Akmal’s refusal to work during those hours was the valid legal reason Cingular demanded her removal from the position”. Cingular decided it needed people during these core hours only AFTER the contract was entered into between TekSystems and Aegis and only AFTER the working hours became an issue. The original contract was not amended to include this change of schedule as spelled out per the contract, therefore the schedule change was never legally added to the contract meaning it was neither legal or valid. This means that Cingular’s socalled “valid and legal reason” was neither valid nor legal and was in fact contrived. 7. Page 21 Lines 5 – 8. The statement “Although representatives of both TekSystems and Cingular admit that they had told Akmal that her schedule could be somewhat flexible, neither defendant intended that she could work hours that were entirely for her own convenience. Ramirez Dec., 9. Born Dec., 4.” This statement demonstrates the mindset of the defendants as well as their ignorance of the law under which they are conducting business. My schedule and who it benefits is not any of their business because I AM NOT THEIR EMPLOYEE. If they wanted an EOD team whose hours and time and lives they could control in anyway they saw fit then the right and LEGAL thing to have done would have been to staff the team with Cingular W-2 employees.
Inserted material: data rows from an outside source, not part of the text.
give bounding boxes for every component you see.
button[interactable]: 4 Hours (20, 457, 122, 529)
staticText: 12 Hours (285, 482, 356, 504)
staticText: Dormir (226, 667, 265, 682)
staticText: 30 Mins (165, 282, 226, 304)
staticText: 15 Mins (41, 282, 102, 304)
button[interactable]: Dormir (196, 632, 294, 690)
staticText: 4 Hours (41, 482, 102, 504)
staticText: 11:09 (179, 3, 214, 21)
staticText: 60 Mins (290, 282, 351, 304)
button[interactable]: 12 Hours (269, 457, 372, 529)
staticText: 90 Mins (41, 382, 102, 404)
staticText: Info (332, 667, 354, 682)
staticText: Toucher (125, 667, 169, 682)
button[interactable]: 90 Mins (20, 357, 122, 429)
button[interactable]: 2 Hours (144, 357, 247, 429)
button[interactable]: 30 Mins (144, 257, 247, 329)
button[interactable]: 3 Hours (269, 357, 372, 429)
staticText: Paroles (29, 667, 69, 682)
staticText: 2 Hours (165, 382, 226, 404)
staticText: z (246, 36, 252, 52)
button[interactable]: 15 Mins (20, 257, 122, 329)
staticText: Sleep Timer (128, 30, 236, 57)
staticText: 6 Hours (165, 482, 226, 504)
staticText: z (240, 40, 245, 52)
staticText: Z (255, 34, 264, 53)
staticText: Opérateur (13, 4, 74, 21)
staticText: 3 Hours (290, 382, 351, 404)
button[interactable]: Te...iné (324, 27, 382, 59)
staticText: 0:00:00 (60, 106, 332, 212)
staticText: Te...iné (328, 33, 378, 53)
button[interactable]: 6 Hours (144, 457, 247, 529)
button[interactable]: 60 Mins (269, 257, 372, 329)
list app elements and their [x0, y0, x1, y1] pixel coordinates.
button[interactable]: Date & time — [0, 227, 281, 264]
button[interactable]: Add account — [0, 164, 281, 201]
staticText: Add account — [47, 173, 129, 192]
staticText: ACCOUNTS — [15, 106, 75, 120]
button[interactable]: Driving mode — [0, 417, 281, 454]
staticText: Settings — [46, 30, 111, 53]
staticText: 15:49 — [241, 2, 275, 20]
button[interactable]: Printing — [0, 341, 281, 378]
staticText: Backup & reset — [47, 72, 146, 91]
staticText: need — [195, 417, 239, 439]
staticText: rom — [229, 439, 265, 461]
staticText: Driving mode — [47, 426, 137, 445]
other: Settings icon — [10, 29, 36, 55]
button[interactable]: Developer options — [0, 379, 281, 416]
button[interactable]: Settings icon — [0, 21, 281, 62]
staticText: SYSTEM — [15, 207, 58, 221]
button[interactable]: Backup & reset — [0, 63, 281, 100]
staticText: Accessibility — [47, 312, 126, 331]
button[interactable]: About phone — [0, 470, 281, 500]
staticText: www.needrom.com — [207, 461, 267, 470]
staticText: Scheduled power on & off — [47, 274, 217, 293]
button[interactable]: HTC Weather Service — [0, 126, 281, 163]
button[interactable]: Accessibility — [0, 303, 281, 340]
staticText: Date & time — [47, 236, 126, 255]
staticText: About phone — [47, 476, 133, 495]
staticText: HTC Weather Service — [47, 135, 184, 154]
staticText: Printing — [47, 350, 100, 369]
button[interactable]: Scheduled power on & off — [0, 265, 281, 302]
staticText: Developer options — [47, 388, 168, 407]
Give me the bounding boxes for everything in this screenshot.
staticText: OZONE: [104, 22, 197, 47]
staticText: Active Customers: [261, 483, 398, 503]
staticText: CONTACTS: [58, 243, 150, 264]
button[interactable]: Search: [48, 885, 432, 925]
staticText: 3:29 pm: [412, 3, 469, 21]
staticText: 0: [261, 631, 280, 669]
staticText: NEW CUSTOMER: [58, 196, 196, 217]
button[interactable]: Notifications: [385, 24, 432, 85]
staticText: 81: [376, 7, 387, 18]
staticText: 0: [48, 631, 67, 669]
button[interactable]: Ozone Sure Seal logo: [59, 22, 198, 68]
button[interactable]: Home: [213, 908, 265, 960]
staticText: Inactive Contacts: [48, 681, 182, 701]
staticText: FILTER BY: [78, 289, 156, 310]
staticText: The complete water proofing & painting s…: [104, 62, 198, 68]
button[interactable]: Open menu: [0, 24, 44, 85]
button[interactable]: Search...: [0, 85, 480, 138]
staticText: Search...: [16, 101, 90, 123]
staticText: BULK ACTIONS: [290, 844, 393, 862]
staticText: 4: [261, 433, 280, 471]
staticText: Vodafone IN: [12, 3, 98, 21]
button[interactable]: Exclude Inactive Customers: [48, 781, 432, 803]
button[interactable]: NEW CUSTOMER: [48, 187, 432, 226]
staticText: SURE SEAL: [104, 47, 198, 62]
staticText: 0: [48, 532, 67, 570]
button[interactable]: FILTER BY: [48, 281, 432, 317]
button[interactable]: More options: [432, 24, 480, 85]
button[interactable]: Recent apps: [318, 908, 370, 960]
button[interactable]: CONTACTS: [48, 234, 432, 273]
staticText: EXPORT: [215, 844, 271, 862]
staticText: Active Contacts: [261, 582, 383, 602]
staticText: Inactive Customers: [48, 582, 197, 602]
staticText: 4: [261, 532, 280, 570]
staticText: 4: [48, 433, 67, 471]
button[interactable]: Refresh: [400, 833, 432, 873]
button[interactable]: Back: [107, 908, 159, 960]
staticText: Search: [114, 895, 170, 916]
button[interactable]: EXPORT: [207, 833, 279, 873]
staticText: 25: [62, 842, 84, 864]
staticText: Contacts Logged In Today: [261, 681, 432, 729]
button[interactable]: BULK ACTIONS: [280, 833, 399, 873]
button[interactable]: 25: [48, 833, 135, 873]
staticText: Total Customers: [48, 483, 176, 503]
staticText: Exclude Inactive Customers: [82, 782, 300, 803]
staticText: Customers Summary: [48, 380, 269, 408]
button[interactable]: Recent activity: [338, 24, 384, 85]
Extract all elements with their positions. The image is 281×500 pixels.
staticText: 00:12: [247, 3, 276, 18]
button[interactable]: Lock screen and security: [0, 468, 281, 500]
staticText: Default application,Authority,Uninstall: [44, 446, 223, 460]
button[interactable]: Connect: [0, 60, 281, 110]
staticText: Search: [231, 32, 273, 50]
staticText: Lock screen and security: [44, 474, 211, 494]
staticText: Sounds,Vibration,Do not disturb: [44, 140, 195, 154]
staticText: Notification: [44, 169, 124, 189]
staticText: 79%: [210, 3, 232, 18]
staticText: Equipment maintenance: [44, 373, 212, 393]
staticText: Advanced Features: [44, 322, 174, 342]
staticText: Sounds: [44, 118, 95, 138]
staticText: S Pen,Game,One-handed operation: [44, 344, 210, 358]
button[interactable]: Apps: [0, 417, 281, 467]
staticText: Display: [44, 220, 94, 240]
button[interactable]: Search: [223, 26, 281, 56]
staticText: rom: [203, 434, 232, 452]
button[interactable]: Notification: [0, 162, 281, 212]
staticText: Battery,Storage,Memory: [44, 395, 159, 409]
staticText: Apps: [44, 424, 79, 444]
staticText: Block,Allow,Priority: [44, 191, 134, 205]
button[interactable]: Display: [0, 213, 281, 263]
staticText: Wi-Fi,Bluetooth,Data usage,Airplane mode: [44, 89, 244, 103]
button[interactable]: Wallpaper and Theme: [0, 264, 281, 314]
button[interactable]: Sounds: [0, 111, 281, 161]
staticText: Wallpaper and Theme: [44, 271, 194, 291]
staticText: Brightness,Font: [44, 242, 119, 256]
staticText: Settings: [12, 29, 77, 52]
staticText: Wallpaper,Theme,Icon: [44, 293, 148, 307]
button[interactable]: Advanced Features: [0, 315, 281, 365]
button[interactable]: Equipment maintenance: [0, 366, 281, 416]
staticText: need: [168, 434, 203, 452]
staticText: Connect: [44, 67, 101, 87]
True this would have the added financial burden of employee benefits, payroll taxes, workers compensation insurance, etc. but Cingular would have been fully within their rights to demand anything they wanted of their employees regarding when work began and when work ended. But that’s not what they did so since Cingular didn’t have to incur

all those expenses by opting to staff the EOD team with Independent Contractors, by law they are required to relinquish control over everything except the end results of the work produced per the IRS’s website previously cited. If Cingular and TekSystems are still in doubt as the validity of this statement IRS form SS-8 can be filed which requests that the IRS conduct an investigation to determine the actual status of workers. In this case it would have to determine the status of the entire EOD team and if it finds that Cingular had erroneously classified it’s workers then Cingular could be found liable for back taxes as well as workers compensation for the entire EOD team going back to it inception. Indeed this is why Microsoft ended up settling out-of-court after a seven year battle which resulted in a change to it’s policy because it was utilizing Independent Contractors as employees without them gaining the same employee benefits as regular employees (United States District Court Western District of Washington at Seattle No C93-0178C – Vizcaino vs. Microsoft). The defendants can’t have it both ways.